Hurricane Irma was one of the most powerful storms to hit the U.S. in years. Irma not only left a path of devastation through the Caribbean and up the coast of Florida, but it was also the first Category 5 storm on the Saffir-Simpson Hurricane Scale to make landfall in Cuba since 1924.
Over the course of two weeks, hurricanes Harvey and Irma will have impacted at least 6 of the top 15 housing markets in the U.S. This, in turn, will affect the homebuilding and building product sectors.
"For the builders specifically, we expect that you will see some lower rates of order growth just because communities were closed," Maklari said on CNBC's "Power Lunch."
Despite this, Maklari said, "We expect that the builders will largely make those up in the fourth quarter as well as into early 2018."
Building products hold a different, more unclear future, in Maklari's opinion.

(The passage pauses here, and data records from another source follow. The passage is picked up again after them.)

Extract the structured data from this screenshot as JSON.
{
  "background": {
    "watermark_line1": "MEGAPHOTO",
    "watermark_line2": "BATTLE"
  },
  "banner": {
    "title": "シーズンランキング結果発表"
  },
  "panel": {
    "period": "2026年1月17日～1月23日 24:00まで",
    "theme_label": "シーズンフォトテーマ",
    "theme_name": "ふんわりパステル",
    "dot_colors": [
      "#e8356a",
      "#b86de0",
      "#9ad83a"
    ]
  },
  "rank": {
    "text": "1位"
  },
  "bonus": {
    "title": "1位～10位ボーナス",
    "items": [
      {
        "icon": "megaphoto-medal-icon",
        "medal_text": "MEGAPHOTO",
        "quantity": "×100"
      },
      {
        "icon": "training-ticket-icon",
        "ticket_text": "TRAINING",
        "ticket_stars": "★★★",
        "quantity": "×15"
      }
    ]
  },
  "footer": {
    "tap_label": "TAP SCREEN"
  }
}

While Irma could potentially help the industry, we will not see effects for some time. She said:
"It does take about four to six months before we see that coming through in results, though. Homeowners certainly have to go through an insurance process and kind of get their arms around the damage, and so therefore we'll wait until next year to see how exactly it comes through. But something to note is that part of this is dependent on capacity — how much industry decides to bring on — and that will really kind of help in terms of volume versus price and how that all comes together next year."
Following the last six major storms to hit since 2004, the homebuilder stocks rose an average of 7.2 percent in the 18 months after, and the building products stocks were up an average 10.3 percent in the same time. Although effects may not be immediate, if trends continue, the sectors will eventually see gains.
— CNBC's Robert Ferris contributed to this story.